After executing the command above, you should be able to see the new (empty) table in the HBase shell:

$ hbase shell HBase Shell; enter 'help' for list of supported commands. Version: 0.20.3, r902334, Mon Jan 25 13:13:08 PST 2010 hbase(main):001:0> list xyz 1 row(s) in 0.0530 seconds hbase(main):002:0> describe "xyz" DESCRIPTION ENABLED {NAME => 'xyz', FAMILIES => [{NAME => 'cf1', COMPRESSION => 'NONE', VE true RSIONS => '3', TTL => '2147483647', BLOCKSIZE => '65536', IN_MEMORY => 'false', BLOCKCACHE => 'true'}]} 1 row(s) in 0.0220 seconds hbase(main):003:0> scan "xyz" ROW COLUMN+CELL 0 row(s) in 0.0060 seconds

Notice that even though a column name "val" is specified in the mapping, only the column family name "cf1" appears in the DESCRIBE output in the HBase shell.
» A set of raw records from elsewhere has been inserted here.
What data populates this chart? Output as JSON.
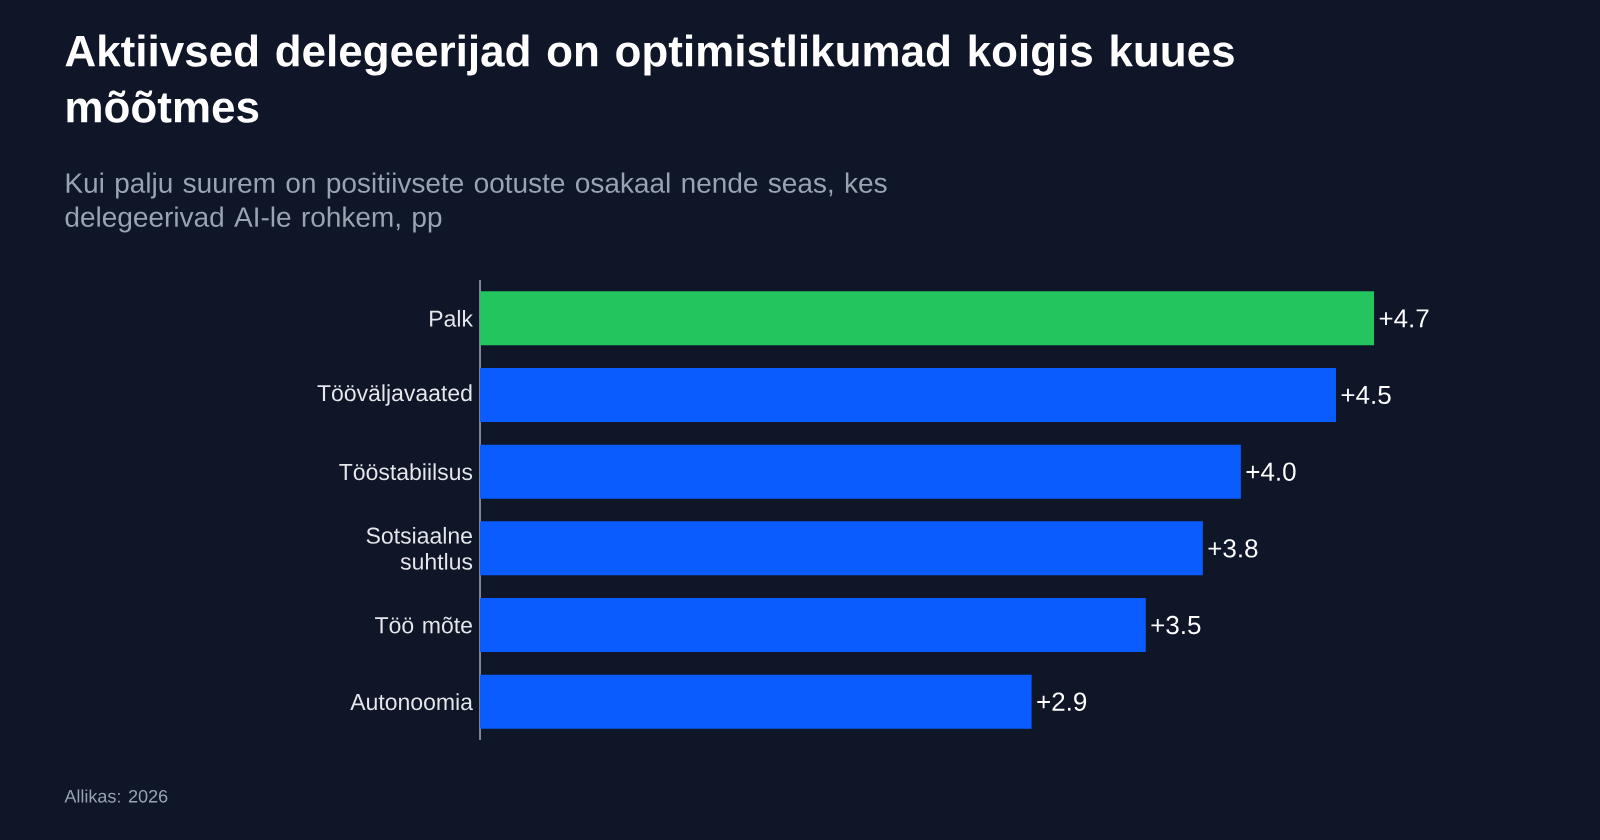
{
  "chart_data": {
    "type": "bar",
    "orientation": "horizontal",
    "title": "Aktiivsed delegeerijad on optimistlikumad koigis kuues mõõtmes",
    "subtitle": "Kui palju suurem on positiivsete ootuste osakaal nende seas, kes delegeerivad AI-le rohkem, pp",
    "categories": [
      "Palk",
      "Tööväljavaated",
      "Tööstabiilsus",
      "Sotsiaalne suhtlus",
      "Töö mõte",
      "Autonoomia"
    ],
    "values": [
      4.7,
      4.5,
      4.0,
      3.8,
      3.5,
      2.9
    ],
    "value_labels": [
      "+4.7",
      "+4.5",
      "+4.0",
      "+3.8",
      "+3.5",
      "+2.9"
    ],
    "colors": [
      "#22c55e",
      "#0b5cff",
      "#0b5cff",
      "#0b5cff",
      "#0b5cff",
      "#0b5cff"
    ],
    "annotations": [
      "Allikas: 2026"
    ]
  }
}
This is because in HBase, only column families (not columns) are known in the table-level metadata; column names within a column family are only present at the per-row level.

Here's how to move data from Hive into the HBase table (see for how to create the example table pokes in Hive first):

INSERT OVERWRITE TABLE hbase_table_1 SELECT * FROM pokes WHERE foo=98;

Use HBase shell to verify that the data actually got loaded:

hbase(main):009:0> scan "xyz" ROW COLUMN+CELL 98 column=cf1:val, timestamp=1267737987733, value=val_98 1 row(s) in 0.0110 seconds

And then query it back via Hive:

hive> select * from hbase_table_1; Total MapReduce jobs = 1 Launching Job 1 out of 1 ... OK 98 val_98 Time taken: 4.582 seconds

Inserting large amounts of data may be slow due to WAL overhead; if you would like to disable this, make sure you have HIVE-1383 (as of Hive 0.6), and then issue this command before the INSERT:

set hive.hbase.wal.enabled=false;

Warning: disabling WAL may lead to data loss if an HBase failure occurs, so only use this if you have some other recovery strategy available.

If you want to give Hive access to an existing HBase table, use CREATE EXTERNAL TABLE:

CREATE EXTERNAL TABLE hbase_table_2(key int, value string) STORED BY 'org.apache.hadoop.hive.hbase.HBaseStorageHandler' WITH SERDEPROPERTIES ("hbase.columns.mapping" = "cf1:val") TBLPROPERTIES("hbase.table.name" = "some_existing_table");

Again, hbase.columns.mapping is required (and will be validated against the existing HBase table's column families), whereas hbase.table.name is optional.